Western Watersheds Project Winter Webinar Series - Grazing in Wilderness

 




Western Watersheds Project

Panelists Dana Johnson Staff Attorney / Wilderness Watch Presentation Title: Grazing in Wilderness: The Legal Landscape and Implications on the Ground Presentation Description: Livestock are authorized to graze over a quarter of the 52 million acres of protected Wilderness in the lower 48 states. Due to grazing language in the 1964 Wilderness Act and its 1980s-era corollary, the Congressional Grazing Guidelines, grazing has been a presence in Wilderness for over half a century.
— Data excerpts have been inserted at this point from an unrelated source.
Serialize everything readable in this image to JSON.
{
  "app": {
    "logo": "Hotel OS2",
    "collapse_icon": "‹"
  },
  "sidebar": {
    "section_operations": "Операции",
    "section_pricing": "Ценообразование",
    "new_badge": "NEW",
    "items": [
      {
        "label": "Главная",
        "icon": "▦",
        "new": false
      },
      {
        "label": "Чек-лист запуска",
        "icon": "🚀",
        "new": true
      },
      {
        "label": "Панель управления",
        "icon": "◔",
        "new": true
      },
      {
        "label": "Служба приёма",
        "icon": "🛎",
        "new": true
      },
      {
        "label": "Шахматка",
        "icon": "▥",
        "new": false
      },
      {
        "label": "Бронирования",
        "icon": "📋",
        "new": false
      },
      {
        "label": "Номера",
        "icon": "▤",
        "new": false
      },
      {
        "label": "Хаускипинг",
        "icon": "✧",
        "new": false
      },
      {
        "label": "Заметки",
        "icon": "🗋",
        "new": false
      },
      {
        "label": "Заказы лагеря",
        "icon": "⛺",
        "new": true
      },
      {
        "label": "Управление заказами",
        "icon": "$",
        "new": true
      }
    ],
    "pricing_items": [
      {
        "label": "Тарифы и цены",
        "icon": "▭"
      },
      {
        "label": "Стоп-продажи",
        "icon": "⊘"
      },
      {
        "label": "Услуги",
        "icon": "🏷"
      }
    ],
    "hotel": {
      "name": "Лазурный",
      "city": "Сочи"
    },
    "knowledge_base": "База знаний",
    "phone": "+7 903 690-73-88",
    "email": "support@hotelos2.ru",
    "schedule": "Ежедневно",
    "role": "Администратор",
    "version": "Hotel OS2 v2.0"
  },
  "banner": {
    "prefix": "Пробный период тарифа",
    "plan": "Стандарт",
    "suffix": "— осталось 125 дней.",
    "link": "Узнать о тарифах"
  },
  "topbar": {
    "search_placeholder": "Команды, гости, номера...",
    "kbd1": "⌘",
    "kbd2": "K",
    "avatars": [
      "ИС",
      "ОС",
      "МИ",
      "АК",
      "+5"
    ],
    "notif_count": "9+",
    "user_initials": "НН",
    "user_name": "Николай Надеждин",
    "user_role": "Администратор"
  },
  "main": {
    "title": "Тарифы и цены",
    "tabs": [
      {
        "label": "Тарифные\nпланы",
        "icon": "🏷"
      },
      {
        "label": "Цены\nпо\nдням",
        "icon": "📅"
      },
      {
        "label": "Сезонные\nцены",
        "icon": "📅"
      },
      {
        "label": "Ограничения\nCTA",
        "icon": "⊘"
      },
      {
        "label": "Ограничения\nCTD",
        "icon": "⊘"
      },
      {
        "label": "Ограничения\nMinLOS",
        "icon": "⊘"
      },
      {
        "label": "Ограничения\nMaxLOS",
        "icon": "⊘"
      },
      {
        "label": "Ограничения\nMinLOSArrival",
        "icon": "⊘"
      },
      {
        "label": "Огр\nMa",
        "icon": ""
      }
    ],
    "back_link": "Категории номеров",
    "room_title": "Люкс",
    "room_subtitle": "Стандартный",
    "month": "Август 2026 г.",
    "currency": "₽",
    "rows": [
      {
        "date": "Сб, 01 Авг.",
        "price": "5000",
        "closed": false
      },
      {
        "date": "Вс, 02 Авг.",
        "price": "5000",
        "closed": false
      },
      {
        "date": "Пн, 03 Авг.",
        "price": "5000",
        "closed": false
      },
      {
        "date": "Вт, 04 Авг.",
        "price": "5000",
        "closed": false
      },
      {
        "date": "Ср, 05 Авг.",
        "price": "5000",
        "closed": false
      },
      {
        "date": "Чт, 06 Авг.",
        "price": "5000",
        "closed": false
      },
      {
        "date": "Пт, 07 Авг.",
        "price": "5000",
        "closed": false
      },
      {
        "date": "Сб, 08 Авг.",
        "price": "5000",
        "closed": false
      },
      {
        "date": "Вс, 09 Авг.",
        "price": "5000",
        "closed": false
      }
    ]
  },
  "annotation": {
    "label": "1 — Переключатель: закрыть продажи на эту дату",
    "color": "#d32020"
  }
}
We'll take a landscape-scale look at grazing in Wilderness, including the evolution of law and policy, effects on the National Wilderness Preservation System, and opportunities for change. Cyndi Tuell Arizona/New Mexico Director / Western Watersheds Project Presentation Title: Stories from the Southwest: Grazing Impacts on Wilderness from the Arizona Strip to the Gila National Forest Presentation Description: Livestock grazing impacts designated wilderness areas throughout Arizona on both Bureau of Land Management and Forest Service managed lands. Federal land managers are pushing for grazing infrastructure, increases in AUMs, and ignoring violations of the Wilderness Act, while only occasionally taking long-overdue actions to get the cows out of riparian habitats. Three specific examples, two in Arizona and one in New Mexico, will highlight the issues of continued livestock grazing in designated wilderness areas and the steps WWP is taking to push back. Gary Macfarlane Ecosystem Defense Director / Friends of the Clearwater Presentation Title: Wilderness Cowed (and Sheeped) in The Rockies Presentation Description: We will explore grazing impacts in the northern portion of the US Rockies from two case studies, one in the Gospel-Hump Wilderness and the other in the High Uintas Wilderness. The Gospel-Hump Wilderness is in wolf habitat and is very near recently confirmed grizzly sightings. The High Uintas, ecologically more like the Greater Yellowstone than its central Rockies location would suggest, has the most grazing in terms of forage utilization of any Wilderness, and that grazing threatens recovery of bighorn sheep in the area.